Les sirènes de raid aérien ont retenti dans toute l'Ukraine avant l'aube mardi, alors que les négociateurs ukrainiens et russes se rencontraient en Turquie pour les premières discussions en face à face depuis près de trois semaines, Kiev cherchant un cessez-le-feu sans compromis sur le territoire ou la souveraineté.

Le président turc Tayyip Erdogan a accueilli les délégations des deux parties en déclarant que "l'arrêt de cette tragédie" dépendait d'elles.

La télévision ukrainienne a rapporté que les pourparlers avaient commencé par "un accueil froid" et aucune poignée de main entre les délégations.

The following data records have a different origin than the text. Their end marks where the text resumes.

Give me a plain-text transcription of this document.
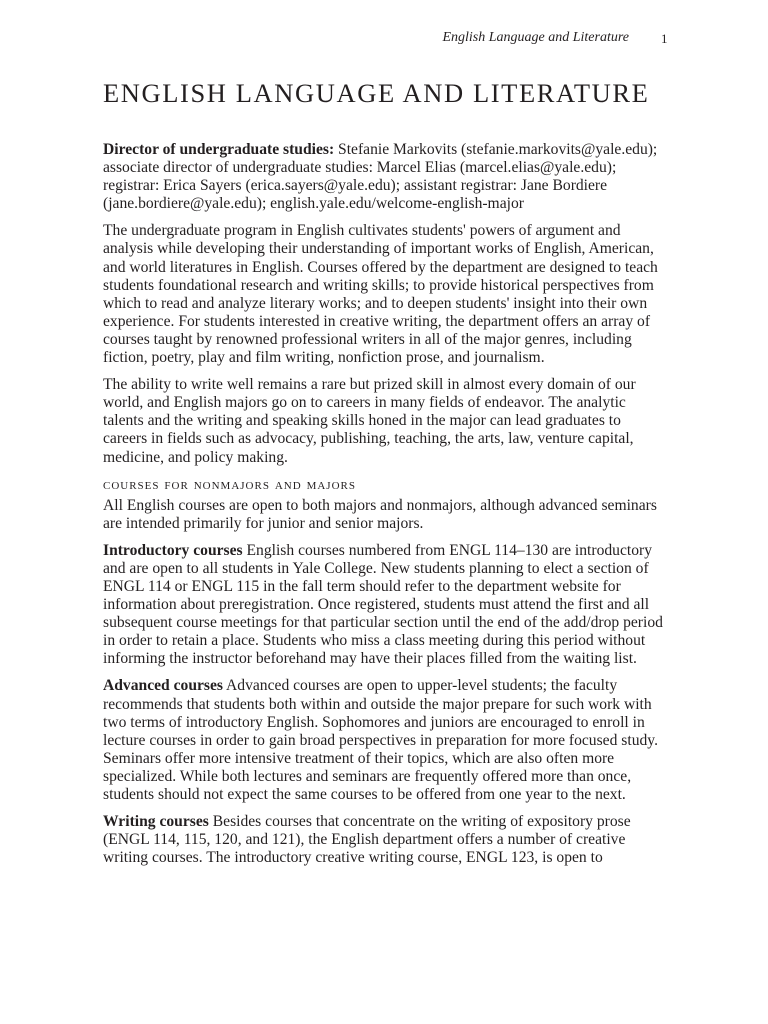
English Language and Literature 1
ENGLISH LANGUAGE AND LITERATURE

Director of undergraduate studies: Stefanie Markovits (stefanie.markovits@yale.edu); associate director of undergraduate studies: Marcel Elias (marcel.elias@yale.edu); registrar: Erica Sayers (erica.sayers@yale.edu); assistant registrar: Jane Bordiere (jane.bordiere@yale.edu); english.yale.edu/welcome-english-major

The undergraduate program in English cultivates students' powers of argument and analysis while developing their understanding of important works of English, American, and world literatures in English. Courses offered by the department are designed to teach students foundational research and writing skills; to provide historical perspectives from which to read and analyze literary works; and to deepen students' insight into their own experience. For students interested in creative writing, the department offers an array of courses taught by renowned professional writers in all of the major genres, including fiction, poetry, play and film writing, nonfiction prose, and journalism.

The ability to write well remains a rare but prized skill in almost every domain of our world, and English majors go on to careers in many fields of endeavor. The analytic talents and the writing and speaking skills honed in the major can lead graduates to careers in fields such as advocacy, publishing, teaching, the arts, law, venture capital, medicine, and policy making.

courses for nonmajors and majors

All English courses are open to both majors and nonmajors, although advanced seminars are intended primarily for junior and senior majors.

Introductory courses English courses numbered from ENGL 114–130 are introductory and are open to all students in Yale College. New students planning to elect a section of ENGL 114 or ENGL 115 in the fall term should refer to the department website for information about preregistration. Once registered, students must attend the first and all subsequent course meetings for that particular section until the end of the add/drop period in order to retain a place. Students who miss a class meeting during this period without informing the instructor beforehand may have their places filled from the waiting list.

Advanced courses Advanced courses are open to upper-level students; the faculty recommends that students both within and outside the major prepare for such work with two terms of introductory English. Sophomores and juniors are encouraged to enroll in lecture courses in order to gain broad perspectives in preparation for more focused study. Seminars offer more intensive treatment of their topics, which are also often more specialized. While both lectures and seminars are frequently offered more than once, students should not expect the same courses to be offered from one year to the next.

Writing courses Besides courses that concentrate on the writing of expository prose (ENGL 114, 115, 120, and 121), the English department offers a number of creative writing courses. The introductory creative writing course, ENGL 123, is open to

L'Ukraine et les États-Unis ont peu d'espoir d'une percée immédiate. Mais la reprise des pourparlers en face à face est un premier pas important vers un cessez-le-feu dans une invasion russe qui est bloquée sur la plupart des fronts mais qui inflige d'horribles souffrances aux civils piégés dans les villes assiégées.

Plus d'un mois après le début de la guerre, la plus grande attaque contre une nation européenne depuis la Seconde Guerre mondiale, plus de 3,8 millions de personnes ont fui à l'étranger, des milliers de personnes ont été tuées et blessées, et l'économie de la Russie a été frappée par des sanctions.

Dans la ville portuaire assiégée de Mariupol, au sud du pays, près de 5 000 personnes ont été tuées, dont environ 210 enfants, selon les chiffres du maire. Ces chiffres ne peuvent être vérifiés.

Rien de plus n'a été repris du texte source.